Tesla quietly abandoned its very exciting battery replacement plans years ago, but Nio seems to be sticking with it. Battery replacement has pros (speed) and cons (unknown status of the spare battery), so it’s nice that owners have the option to at least do this. Bring it here, we love our long trips.

5th Gear: Take a Load of This Shit

Buying a car in the U.S. means interacting with frequently crooked dealers who want nothing more than to rake you over the coals and extract every penny possible, then hand you over to the service department to do the same job all over again. Because of this behavior, franchises are widely vilified by almost every living person. But listen to them here: What if they had silly names? Does this help? From Automotive News:

Van Horn Automotive Group has had a digital retail business since the start of the pandemic in 2020, with the goal of selling vehicles to consumers entirely online.

With 19 dealerships in Wisconsin and Iowa, the group initially used the established brand name and called its offering Van Horn Direct. The group’s vice president of dealer operations, Adam Gaedke, said, however, that the process is broken and it is not possible to complete a purchase entirely online.

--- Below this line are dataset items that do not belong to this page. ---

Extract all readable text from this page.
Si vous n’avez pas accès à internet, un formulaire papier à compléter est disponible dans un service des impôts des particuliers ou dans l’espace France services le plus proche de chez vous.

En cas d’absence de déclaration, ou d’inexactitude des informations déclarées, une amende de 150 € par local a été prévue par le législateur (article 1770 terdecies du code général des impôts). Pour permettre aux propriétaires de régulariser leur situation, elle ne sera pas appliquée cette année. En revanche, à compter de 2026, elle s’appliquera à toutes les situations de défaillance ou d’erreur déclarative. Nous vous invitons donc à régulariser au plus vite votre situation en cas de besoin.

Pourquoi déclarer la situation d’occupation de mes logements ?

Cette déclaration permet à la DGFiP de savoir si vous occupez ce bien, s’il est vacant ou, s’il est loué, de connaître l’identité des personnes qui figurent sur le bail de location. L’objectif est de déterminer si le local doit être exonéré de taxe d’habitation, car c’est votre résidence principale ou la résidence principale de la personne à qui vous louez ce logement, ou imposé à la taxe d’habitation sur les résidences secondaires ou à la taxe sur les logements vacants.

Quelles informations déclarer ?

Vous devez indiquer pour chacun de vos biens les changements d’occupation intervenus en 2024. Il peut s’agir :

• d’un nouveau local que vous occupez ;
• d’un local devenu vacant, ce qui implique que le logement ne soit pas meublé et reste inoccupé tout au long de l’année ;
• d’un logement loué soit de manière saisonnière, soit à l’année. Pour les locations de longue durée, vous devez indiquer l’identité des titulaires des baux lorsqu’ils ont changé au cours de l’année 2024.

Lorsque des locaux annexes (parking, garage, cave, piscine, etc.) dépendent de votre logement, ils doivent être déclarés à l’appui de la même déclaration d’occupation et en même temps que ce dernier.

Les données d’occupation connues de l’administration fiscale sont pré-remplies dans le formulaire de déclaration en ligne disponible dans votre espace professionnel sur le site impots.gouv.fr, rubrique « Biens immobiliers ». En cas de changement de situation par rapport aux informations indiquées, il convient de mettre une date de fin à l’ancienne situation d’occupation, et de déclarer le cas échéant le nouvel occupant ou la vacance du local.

Van Horn plans to change that with its digital brand CloudLot, which it launched for used vehicles in June. Developed with Penske Automotive Group and powered by Cox Automotive’s new Esntial Commerce digital retail tool, white-labeled for other dealers to use, CloudLot enables vehicle selection, financing, delivery and signing online by dealer group.

Other franchise groups are trying a similar approach. Titus-Will Automotive Group, which has six franchise stores in Washington state, launched CarBreezy, a digital sales platform also based on Cox’s technology, in March. Last year, Koons of Silver Spring in Maryland transformed its Inride vehicle subscription platform into a standalone used vehicle purchase brand with its own dedicated staff and a new website and mobile app.

In some ways, the launch of a digital brand takes a page from the playbook of Carvana and Vroom, online used vehicle retailers that market themselves as viable and easy alternatives to franchisees. Some dealers say they expect a separate brand to help them expand into markets outside of their region or reach customers who might not have considered a traditional dealership before.

If your business model is that bad, completely different company just to sync recipients think put up with their bullshit, maybe it’s not the brand name that’s the problem. Maybe it’s the customer experience, terrible websites, reckless (or actively collaborative) sales teams, F&I gimmicks, lack of product knowledge, or lobbying that forces car buyers to go through all this. But no, I’m sure putting Cloud in your name will fix all that.

Reverse: We’ll Never Get It winter windsWe?